Passive Authentication (PA) protects the authenticity and integrity of data stored on the chip. This mechanism uses an electronic signature generated during the chip personalization phase (data entry). Although PA is an effective means to ensure the authenticity of data stored on the chip, this does not allow the inspection system to verify whether the system is communicating with the original chip or with a copy into which the counterfeiter might have entered unchanged data together with the digital signature read from the genuine passport (chip-cloning).
Protection against chip-cloning is provided by the third mechanism, Active Authentication (AA). This mechanism uses a challenge-response protocol based on asymmetric cryptography. During inspection, the chip uses its (unpredictable) private key to sign a bit string that has been chosen randomly by the inspection system. The inspection system verifies the signature using the public key read from the chip. The authenticity of the public key is protected by the above-mentioned Passive Authentication mechanism.

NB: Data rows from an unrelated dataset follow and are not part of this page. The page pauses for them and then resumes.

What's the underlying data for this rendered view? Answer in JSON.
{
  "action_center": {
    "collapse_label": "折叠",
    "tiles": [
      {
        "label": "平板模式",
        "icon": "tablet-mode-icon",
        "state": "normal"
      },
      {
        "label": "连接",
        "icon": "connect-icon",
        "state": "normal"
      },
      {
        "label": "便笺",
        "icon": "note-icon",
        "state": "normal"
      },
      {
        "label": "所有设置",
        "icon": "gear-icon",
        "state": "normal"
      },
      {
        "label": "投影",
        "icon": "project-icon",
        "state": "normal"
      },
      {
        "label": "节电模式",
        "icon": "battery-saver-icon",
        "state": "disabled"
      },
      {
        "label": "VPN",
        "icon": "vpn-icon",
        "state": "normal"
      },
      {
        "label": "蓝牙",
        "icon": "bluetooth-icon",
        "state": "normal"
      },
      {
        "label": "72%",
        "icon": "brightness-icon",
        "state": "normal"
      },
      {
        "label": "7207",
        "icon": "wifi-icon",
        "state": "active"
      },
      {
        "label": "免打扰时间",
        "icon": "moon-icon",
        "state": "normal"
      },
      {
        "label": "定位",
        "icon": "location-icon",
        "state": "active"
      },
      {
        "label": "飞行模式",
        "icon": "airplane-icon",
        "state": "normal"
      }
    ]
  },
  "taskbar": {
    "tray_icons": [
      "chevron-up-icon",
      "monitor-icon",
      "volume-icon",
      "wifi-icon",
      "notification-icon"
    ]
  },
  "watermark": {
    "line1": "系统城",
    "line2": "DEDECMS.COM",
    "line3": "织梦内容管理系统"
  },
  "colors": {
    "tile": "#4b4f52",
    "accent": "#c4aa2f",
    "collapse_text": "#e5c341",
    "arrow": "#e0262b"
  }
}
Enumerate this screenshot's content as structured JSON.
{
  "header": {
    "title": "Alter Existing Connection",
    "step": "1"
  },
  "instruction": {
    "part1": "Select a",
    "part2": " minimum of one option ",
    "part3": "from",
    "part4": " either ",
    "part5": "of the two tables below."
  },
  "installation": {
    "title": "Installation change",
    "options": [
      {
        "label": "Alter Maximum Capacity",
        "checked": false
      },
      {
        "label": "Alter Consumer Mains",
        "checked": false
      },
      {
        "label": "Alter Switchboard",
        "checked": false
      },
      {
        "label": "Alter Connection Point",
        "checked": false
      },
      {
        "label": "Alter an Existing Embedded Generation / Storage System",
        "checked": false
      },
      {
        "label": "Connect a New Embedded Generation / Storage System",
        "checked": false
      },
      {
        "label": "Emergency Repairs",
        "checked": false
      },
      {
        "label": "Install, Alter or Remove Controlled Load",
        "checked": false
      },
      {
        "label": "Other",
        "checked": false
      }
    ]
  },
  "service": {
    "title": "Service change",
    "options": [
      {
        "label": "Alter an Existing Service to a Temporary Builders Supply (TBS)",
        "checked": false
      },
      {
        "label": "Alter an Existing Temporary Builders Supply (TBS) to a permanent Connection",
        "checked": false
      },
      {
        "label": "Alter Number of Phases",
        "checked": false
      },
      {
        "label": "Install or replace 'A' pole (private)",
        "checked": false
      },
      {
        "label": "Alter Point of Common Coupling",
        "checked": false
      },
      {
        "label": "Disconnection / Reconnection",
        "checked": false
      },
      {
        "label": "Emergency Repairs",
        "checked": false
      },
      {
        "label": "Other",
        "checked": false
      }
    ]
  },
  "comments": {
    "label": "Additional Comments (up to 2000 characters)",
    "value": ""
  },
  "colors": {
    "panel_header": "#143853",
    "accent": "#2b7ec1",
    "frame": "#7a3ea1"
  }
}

Chip and Terminal Authentication
In Recommendation TR-03110, two other security mechanisms were defined – Chip Authentication and Terminal Authentication, and their mutual application known as Extended Access Control (EAC). Chip Authentication (CA) is an alternative to the (optional) ICAO Active Authentication mechanism. CA is based on principles of the Diffie-Hellman derivation of a shared secret. This prevents a third party from tracking the passport holder, for which the AA can be misused, while providing a strong key to secure encrypted communication between the chip and the inspection system.
Terminal Authentication (TA) enables the prevention of unauthorized access to data stored on the chip. A challenge-response protocol is used to check the authenticity of the inspection system terminal. However, a weak link in the TA is expiry control of the Inspection System Certificate, as the chip is not continuously connected to a power supply and hence no continuously running clock is available to determine the current date. To determine the date, EAC uses an approximation mechanism based on the derivation of time from the most recent valid certificate taken from a chain of certificates provided by the inspection system.
EAC provides a higher degree of privacy protection for the passport holder than ICAO mechanisms, however, on the other hand, this places increased demands on the technical infrastructure which is currently not a globally accepted standard. Passports issued by EU Member States implement EAC mechanisms to protect access to sensitive data, e.g. digital representation of fingerprints of the passport holder.